Legally, the court found that "[t]he Board compounded its erroneous findings by ignoring teachings that targeting a GIIE endonuclease to chromosomal DNA in a living cell could be highly toxic to the cell." As summarized by the court:

The sole prior-art reference identified by the Board that discloses such a method warns of such dangers: a 1990 article in Nucleic Acids Research specifically teaches that introducing a GIIE endonuclease could be "highly toxic" to the cell, which might not be able to repair double-stranded breaks in the chromosome using homologous recombination. .... Such a teaching counts significantly against finding a motivation to take the claimed steps with a reasonable expectation of success.

The court found that "[t]he Board's disregard of the toxicity teaching was not harmless." Moreover, "the Board identified no reason at all that a skilled artisan would have pursued a method toxic to cells." Thus, [t]he Board ... erred by disregarding evidence of toxicity of the method at issue."

Summarizing its conclusions on this issue, the court acknowledged that "the prior art confirmed the great potential payoff" of the methods at issue, but emphasized that "knowledge of the goal does not render its achievement obvious." The court reiterated that "obviousness generally requires that a skilled artisan have reasonably expected success in achieving that goal," and emphasized that "the expectation-of-success analysis must match the highly desired goal, not switch to a different goal that may be a less challenging but also less worthwhile pursuit."

Objective Indicia of Non-Obviousness

The court also found error in the Board's failure to give weight to the evidence of substantial licensing as objective indicia of non-obviousness.

According to the court, the Board "rejected the evidence because 'Dr.
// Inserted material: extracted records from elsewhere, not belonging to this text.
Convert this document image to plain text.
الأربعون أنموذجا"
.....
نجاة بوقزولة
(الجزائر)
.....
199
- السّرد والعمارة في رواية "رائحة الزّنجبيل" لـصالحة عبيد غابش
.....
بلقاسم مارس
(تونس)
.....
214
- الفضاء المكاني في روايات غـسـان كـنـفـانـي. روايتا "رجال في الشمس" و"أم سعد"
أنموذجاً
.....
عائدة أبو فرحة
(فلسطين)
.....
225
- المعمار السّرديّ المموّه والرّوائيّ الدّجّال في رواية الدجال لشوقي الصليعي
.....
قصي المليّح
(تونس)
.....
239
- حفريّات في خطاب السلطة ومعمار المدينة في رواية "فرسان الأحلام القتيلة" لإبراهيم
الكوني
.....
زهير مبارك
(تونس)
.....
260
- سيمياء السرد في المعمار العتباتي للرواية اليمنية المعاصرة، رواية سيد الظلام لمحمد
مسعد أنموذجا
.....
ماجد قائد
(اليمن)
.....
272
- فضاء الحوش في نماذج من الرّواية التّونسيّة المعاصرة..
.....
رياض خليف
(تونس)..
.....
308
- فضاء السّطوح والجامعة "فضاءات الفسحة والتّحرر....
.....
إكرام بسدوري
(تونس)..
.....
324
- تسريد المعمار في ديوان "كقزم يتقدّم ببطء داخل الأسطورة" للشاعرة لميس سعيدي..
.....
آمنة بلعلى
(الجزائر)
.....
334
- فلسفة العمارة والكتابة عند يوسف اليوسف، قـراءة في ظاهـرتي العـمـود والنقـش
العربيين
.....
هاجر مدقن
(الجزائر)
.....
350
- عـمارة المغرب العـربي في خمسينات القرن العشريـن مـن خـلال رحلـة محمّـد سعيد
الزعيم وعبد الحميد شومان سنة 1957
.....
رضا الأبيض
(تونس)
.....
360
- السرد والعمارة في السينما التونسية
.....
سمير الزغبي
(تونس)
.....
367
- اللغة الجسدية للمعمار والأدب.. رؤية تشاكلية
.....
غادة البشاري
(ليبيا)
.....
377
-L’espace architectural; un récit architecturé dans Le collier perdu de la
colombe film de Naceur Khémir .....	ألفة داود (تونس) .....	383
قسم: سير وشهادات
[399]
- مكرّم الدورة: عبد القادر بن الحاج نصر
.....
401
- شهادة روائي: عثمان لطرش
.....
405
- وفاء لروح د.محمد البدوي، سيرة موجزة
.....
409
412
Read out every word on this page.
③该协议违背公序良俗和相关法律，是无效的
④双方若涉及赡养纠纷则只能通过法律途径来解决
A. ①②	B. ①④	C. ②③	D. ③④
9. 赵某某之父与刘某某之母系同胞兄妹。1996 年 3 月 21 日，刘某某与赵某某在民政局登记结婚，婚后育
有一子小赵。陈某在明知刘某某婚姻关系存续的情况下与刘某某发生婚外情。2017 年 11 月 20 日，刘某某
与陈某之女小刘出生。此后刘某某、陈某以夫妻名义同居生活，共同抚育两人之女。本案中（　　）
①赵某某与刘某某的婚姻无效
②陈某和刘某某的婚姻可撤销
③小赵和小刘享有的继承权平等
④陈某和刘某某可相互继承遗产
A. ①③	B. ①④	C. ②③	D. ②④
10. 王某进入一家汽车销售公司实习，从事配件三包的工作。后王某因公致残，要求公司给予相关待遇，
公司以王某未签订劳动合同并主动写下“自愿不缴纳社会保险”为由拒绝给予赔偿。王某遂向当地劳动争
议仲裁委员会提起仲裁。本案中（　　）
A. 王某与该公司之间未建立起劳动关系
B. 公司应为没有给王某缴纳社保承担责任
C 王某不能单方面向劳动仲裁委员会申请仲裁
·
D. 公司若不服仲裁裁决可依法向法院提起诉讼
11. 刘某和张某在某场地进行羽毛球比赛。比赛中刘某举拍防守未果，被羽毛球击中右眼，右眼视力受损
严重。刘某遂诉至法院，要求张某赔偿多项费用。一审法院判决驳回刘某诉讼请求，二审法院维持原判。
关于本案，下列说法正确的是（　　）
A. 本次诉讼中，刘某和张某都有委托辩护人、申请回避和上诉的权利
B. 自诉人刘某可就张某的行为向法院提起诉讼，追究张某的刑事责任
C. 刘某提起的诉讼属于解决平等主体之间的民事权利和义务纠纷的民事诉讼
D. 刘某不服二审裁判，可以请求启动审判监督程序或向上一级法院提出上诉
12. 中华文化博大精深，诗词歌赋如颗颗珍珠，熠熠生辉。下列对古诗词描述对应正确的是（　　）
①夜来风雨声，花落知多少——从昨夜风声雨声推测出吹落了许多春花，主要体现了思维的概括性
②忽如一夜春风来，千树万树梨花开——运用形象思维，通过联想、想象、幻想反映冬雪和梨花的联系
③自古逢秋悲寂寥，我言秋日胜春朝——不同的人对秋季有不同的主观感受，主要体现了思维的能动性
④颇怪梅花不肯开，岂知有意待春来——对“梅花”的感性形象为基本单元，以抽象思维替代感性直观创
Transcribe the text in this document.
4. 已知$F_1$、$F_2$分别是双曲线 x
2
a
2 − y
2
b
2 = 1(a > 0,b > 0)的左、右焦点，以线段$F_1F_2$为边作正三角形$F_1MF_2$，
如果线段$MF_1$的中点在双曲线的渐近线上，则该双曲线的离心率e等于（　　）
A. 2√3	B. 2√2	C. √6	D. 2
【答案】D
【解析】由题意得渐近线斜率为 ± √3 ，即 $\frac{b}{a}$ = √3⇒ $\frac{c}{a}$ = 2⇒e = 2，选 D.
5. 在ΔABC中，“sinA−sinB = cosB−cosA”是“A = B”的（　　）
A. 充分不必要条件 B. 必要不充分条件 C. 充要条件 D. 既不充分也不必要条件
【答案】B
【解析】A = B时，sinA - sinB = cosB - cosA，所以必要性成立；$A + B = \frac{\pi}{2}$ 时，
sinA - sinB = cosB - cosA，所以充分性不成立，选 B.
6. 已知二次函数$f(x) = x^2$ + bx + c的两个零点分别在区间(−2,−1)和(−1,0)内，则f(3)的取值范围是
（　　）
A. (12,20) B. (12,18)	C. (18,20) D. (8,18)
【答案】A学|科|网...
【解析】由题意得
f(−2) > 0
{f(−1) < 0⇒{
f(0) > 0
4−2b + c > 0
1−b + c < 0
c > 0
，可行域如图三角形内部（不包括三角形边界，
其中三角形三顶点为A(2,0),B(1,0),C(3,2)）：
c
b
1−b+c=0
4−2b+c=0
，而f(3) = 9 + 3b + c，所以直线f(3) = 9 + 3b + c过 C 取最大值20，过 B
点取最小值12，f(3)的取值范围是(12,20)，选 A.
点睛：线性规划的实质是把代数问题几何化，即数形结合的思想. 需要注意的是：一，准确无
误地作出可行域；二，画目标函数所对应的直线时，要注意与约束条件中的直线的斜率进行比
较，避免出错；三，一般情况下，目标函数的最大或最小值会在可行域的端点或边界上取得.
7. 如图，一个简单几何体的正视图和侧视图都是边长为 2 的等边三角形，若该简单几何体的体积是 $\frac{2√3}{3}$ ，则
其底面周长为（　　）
Choulika did not establish that the third parties specifically licensed the patent family to gain access to the subject matter claimed in the '545 patent, rather than other technology described in the patent but not claimed or claimed in related patents.'" The court disagreed with the Board's analysis, finding that "that theoretical possibility does not undermine the strong probative value of the licensing of the '545 patent. The central success described in the patent is the one prior art hoped for and is captured in the claims at issue.... Pasteur's licensing activities provide 'probative and cogent evidence' of non-obviousness of the claims at issue."

The court therefore reversed the rejections of claims 10 and 12 of the '545 patent. The issues surrounding the '252 patent were similar, but because the '252 patent claims required "less" than the '545 patent claims, the court remanded that patent to the Board to determine whether there was sufficient motivation and expectation of success with regard to the specific methods claimed in the '252 patent.

Challenging Board Decisions

As the court here noted, the Board's factual determinations are reviewed under a "deferential" standard. Although challenging a Board decision on this basis can be an uphill battle, this case and other recent decisions overturning Board factual findings show that the Federal Circuit will reverse the Board if it cannot find substantial evidence to support the Board decision, or if the Board decision rests on legal errors.